Scams are made almost every single day. Whether they are telemarketers attempting to get your credit card information, or door-to-door salesmen attempting to sell you a random toy or product, every single one is looking to take your money for something that is not exactly what it seems.
These scams, throughout the years, have become more devious and nefarious, and have come to infiltrate almost any industry or business that you can think of. One of the larger industries that is currently the target of scams almost out in the open are the auto dealerships and automobile industry. These industries carry large amounts of money, and are prime for the picking for those looking to run a scam and make some money.
A very popular scam that is both knowingly and unknowingly run is the auto dealer yo-yo delivery scam, or the spot delivery scam. This scam, whether intentional or not, preys on your feelings and emotions as a buyer, and can easily suck you into a never ending loop of danger and payments. Here is what to expect, and how to avoid, a spot delivery scam.
What is a spot delivery?
A spot delivery deal is when you, as a consumer and customer, are attempting to purchase a vehicle from a dealership or auto retailer. If you are to attempt to get financial help through a bank, the dealership will usually be able to contact the bank in question and work with them to get you a proper interest rate, payment plan, and length of payment periods.
In cases where the bank may be closed after a certain period, such as in the late evenings, the dealership may make a spot delivery. This is when a dealership, attempting to get a sale on their record, will make an agreement of sale to you without fully consulting the bank, and instead assuming or generalizing the amounts needed for the financial help.
Why is the scam?
A scam, by definition, is a plot or scheme used to either swindle or take money from people or possible targets through unscrupulous means. These can range from simple card tricks, such as magician hustles, to large-scale operations and parties working together to sell misplaced products, or look to increase their profits through misinforming others.
In terms of the spot delivery scam, however, the scam is much more subtle. Using both modern loopholes and current automobile sales stores, these scams are able to swindle you out of your hard-earned money through tricky and often confusing financial schemes.
When it comes to spot deliveries, there are inherent flaws that are not generally readily available for you to know about. In the cases of spot deliveries, although you may assume that the contract and deal is final, it is in fact still open. In these such agreements, the signed paperwork is still open for renegotiation of the financial terms of the financial aid. However, the dealerships will generally not let you know that it is still open.
Instead, these businesses will allow you to drive off with the vehicle, thinking that you are now the proud owner of a new and modern vehicle. Then, a few weeks down the line, they will call you, stating that there has been some issues with your financial statements, and that you need to renegotiate the terms of the agreement. This is where the danger lies.
Why is it so dangerous?
The danger lies where the dealership will attempt to raise the price of the interest rate, as well as how much money you plan to put down. In this way, they hope to have already secured your potential interest as a buyer and take you off the market, all why increasing how much they make from the deal.

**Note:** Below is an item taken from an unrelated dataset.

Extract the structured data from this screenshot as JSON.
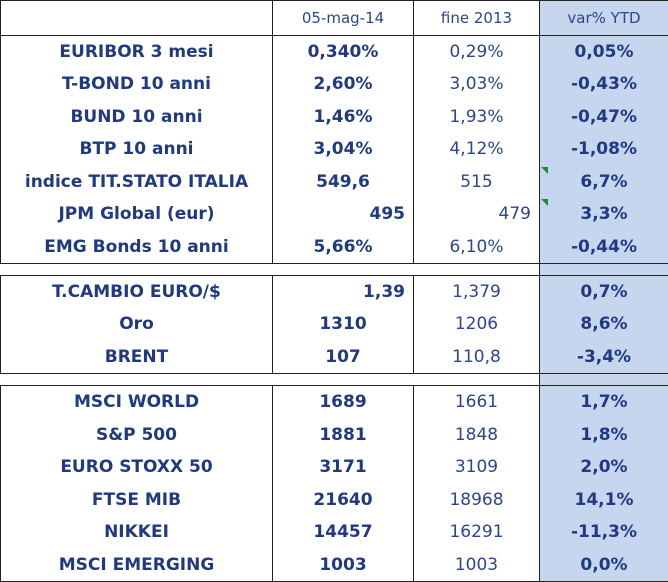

What is so dangerous about this is that the scam not only plays on your financial situation, but on your emotions as well. Leaving you to drive the vehicle around for a few weeks ensures that you have shown the vehicle off at least a little bit. If you have shown it to your friends, family, or significant other, it can be quite embarrassing to have to explain to them that the vehicle had to be returned due to a failure of acquiring financial aid from the bank.
In these instances, the scammers know that this will occur, and will always try to push this angle. Preying on emotions is something many scammers are taught to do, as those are the easiest to manipulate into getting a better deal and payout for themselves.
Not always a scam
Now, having learned of a spot delivery scam, it is important that you know that not all dealerships are looking to work this angle. In some cases, it can be just a simple mistake by an agent that was genuinely attempting to get you a good deal and misinterpreted the potential financial outcome. It can also be a simple overlook by the financial manager who made a bad call on your statements.
In these cases, it is important to understand that, no matter what, it is not fun to be caught in these situations no matter if it was a scam or not. As such, it is advised that you speak with an experienced financial advisor to establish a proper way to take care of these recent discoveries to your financial plan on the vehicle.